The Shallows | reviews, news & interviews
The Shallows
The Shallows
Trouble in paradise for Blake Lively courtesy of a hungry shark
Forty-one years since Jaws chomped its way into celluloid history comes a new addition to the shark film genre with The Shallows, in which Gossip Girl star Blake Lively plays a Texan surfer who goes mano a mano with a hungry fish. How much more does one really need to know? Not a whole lot beyond the inevitable truism that trouble starts brewing from the very moment our plucky heroine tells some new-found friends that she's "gonna be all right".
At which point, cue the gradual isolation of the grieving Nancy, who has recently lost her mum, once an innocent swim in a remote corner of Mexico - billed, helpfully, as "paradise" - turns from the bucolic to the beastly. The coral reefs prove savage and so does a ravenous and persistent shark, both of which test the mettle of a Galveston gal who emerges transformed by the experience: indeed, maybe she'll pursue that elusive medical career after all.

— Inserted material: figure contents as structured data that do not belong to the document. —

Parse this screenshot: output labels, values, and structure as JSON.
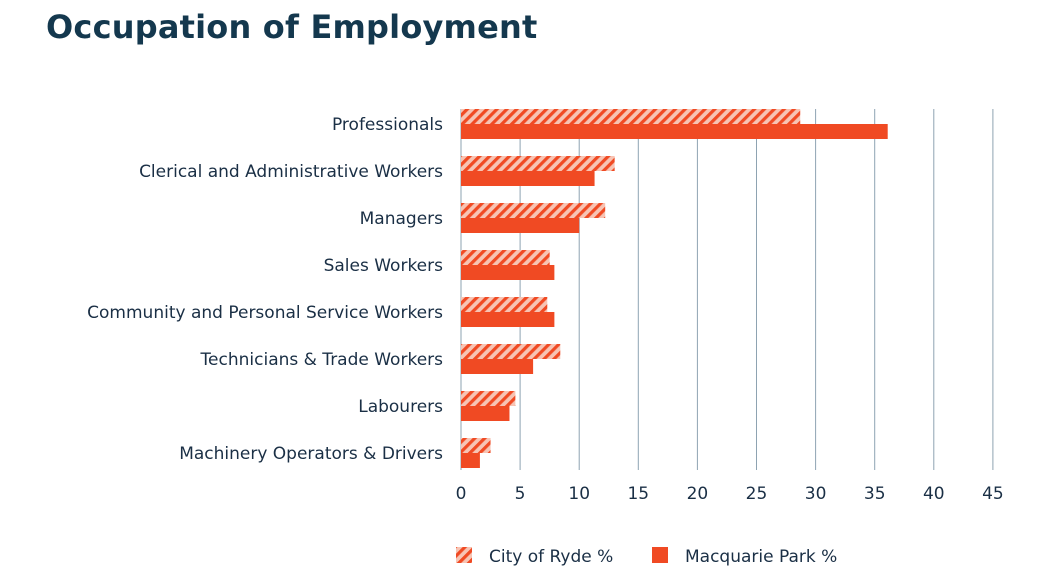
{
  "chart_data": {
    "type": "bar",
    "orientation": "horizontal",
    "title": "Occupation of Employment",
    "categories": [
      "Professionals",
      "Clerical and Administrative Workers",
      "Managers",
      "Sales Workers",
      "Community and Personal Service Workers",
      "Technicians & Trade Workers",
      "Labourers",
      "Machinery Operators & Drivers"
    ],
    "series": [
      {
        "name": "City of Ryde %",
        "values": [
          28.7,
          13.0,
          12.2,
          7.5,
          7.3,
          8.4,
          4.6,
          2.5
        ],
        "color": "#f04a23",
        "pattern": "hatched"
      },
      {
        "name": "Macquarie Park %",
        "values": [
          36.1,
          11.3,
          10.0,
          7.9,
          7.9,
          6.1,
          4.1,
          1.6
        ],
        "color": "#f04a23",
        "pattern": "solid"
      }
    ],
    "xlim": [
      0,
      45
    ],
    "x_ticks": [
      "0",
      "5",
      "10",
      "15",
      "20",
      "25",
      "30",
      "35",
      "40",
      "45"
    ],
    "grid": "vertical",
    "legend_position": "bottom"
  }
}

Dialogue is scant and tends towards the "go back" (and, later, "come back") variety, leaving Spanish director Jaume Collet-Serra to cater to what the audience has come to see. That consists of multiple perspectives on a forbidding seascape that plunge us into the depths - sorry, I mean the shallows - not to mention extensive perusal of a toned, bikini-clad Lively at her most lithe.
Curvaceous but clearly clever, Nancy is scrutinised by a camera that is only slightly less carniverous than the dreaded shark. A game Lively gives it her best Sandra Bullock in space-style all, both before and after Nancy starts losing blood, battling gangrene, and eating unidentifiable sea critters in an attempt to stay alive.
Consisting for most of its notably lean running time (under 90 minutes) of Lively more or less on her own, The Shallows doesn't quite rival Robert Redford's recent All Is Lost when it comes to commandeering a film singlehandedly. Nancy is just too generically conceived to represent anything more than moviedom's latest damsel in distress, this time tricked out with enough lingering shots of her smartphone to signal a breed of product placement unavailable to Steven Spielberg four decades ago.
Those who follow such things may note the apologetic tone with which Nancy confesses early on to being American, in one of the few conversations she is allowed by the script. But Mexico gets it in the craw as well, not least when a boozy local turns up on the beach and proceeds to walk off with Nancy's stuff, waving at her cheerily all the while. Who wrote that portion of the narrative - Donald Trump?